When the bell rings at Mira Mesa High School, senior Andy Hoang said he heads to the band room.
“The first place that I enter is this room and the last place I come to before I leave, is this room,” Hoang said.
It’s a place he’s called his home away from home for the last four years.
“This building has become a place that I hold super close to my heart,” he said.
Students from all walks of life speaking 14 different languages make up the award-winning Mira Mesa High School Sapphire Sound.
“You dawn a uniform, you hold an instrument, you have a great sense of pride, and it transforms your life,” said band director Jeanne Christensen.

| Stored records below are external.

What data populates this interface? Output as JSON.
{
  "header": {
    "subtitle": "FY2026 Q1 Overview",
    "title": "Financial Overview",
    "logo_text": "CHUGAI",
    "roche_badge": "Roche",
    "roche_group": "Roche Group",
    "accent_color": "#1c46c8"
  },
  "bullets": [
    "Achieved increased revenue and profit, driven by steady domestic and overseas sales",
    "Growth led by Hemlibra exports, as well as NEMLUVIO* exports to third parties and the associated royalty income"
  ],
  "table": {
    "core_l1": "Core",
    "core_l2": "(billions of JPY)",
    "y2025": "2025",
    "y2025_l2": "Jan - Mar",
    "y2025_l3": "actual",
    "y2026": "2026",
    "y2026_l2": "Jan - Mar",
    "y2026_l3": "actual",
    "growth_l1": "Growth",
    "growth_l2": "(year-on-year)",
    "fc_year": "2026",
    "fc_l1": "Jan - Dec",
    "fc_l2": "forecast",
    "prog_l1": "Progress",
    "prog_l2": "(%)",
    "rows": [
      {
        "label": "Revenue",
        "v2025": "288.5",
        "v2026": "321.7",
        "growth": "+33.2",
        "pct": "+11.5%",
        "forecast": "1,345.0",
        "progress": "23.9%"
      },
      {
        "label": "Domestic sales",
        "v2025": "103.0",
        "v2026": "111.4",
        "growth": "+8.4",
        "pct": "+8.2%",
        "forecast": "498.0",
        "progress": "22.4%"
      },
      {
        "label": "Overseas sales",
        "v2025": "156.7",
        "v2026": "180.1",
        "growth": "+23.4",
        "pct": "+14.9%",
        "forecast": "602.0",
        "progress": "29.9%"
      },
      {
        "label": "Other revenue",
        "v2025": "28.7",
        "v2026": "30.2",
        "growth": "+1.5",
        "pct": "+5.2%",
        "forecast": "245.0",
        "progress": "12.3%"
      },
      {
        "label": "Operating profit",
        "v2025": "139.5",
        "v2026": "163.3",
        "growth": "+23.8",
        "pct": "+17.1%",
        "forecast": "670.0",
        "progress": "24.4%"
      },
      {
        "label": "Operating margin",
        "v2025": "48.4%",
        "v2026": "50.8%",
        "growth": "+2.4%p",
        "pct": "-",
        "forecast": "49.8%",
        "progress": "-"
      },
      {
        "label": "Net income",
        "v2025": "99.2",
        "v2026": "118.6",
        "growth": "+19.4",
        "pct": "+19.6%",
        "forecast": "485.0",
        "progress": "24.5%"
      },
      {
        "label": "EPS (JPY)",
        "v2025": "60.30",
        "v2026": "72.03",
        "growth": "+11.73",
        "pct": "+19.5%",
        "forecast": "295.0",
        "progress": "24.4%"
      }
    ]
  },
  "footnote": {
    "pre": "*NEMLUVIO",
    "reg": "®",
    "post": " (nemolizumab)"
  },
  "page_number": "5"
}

Christensen has been teaching music for 33 years, 30 of those years have been with Mira Mesa High School.
“We are prideful. Equity allows us to be equal to any school across the nation, no matter how much funding they have,” said Christensen.
When asked where her students would be without music, it was an answer she couldn’t bear. She said music is a universal language.
“Every celebration in this world and every mournful moment has music,” said Christensen.
To keep Christensen, her students and many others just like them in and around San Diego and the country from having to face the music, the National Association of Music Merchants or NAMM, is headed to Capitol Hill to fight for more funding.
Every time there’s a budget, we have to make sure that that budget is fully funded,” said John Mlynczak, the President and CEO of NAMM.
This is the first time since 2019 that a group of music industry leaders will travel to Washington, D.C., and advocate for music and arts programs in American schools. They’re asking Congress to fund Title IV part A to its fully authorized amount of $1.65 billion.
“That money is granted to various states. Our state delegates then make sure we educate the districts and state on how to apply for that funding,” said Mlynczak.
Christensen said she’d normally be there, advocating on Capitol Hill, but it’s band season and the show must go on.
“You dig in and realize you have friends just like you. You can become one and work well through music,” said Christensen.
NAMM will be on Capitol Hill to advocate for equity and access to music and arts education in K-12 schools, on Nov. 13.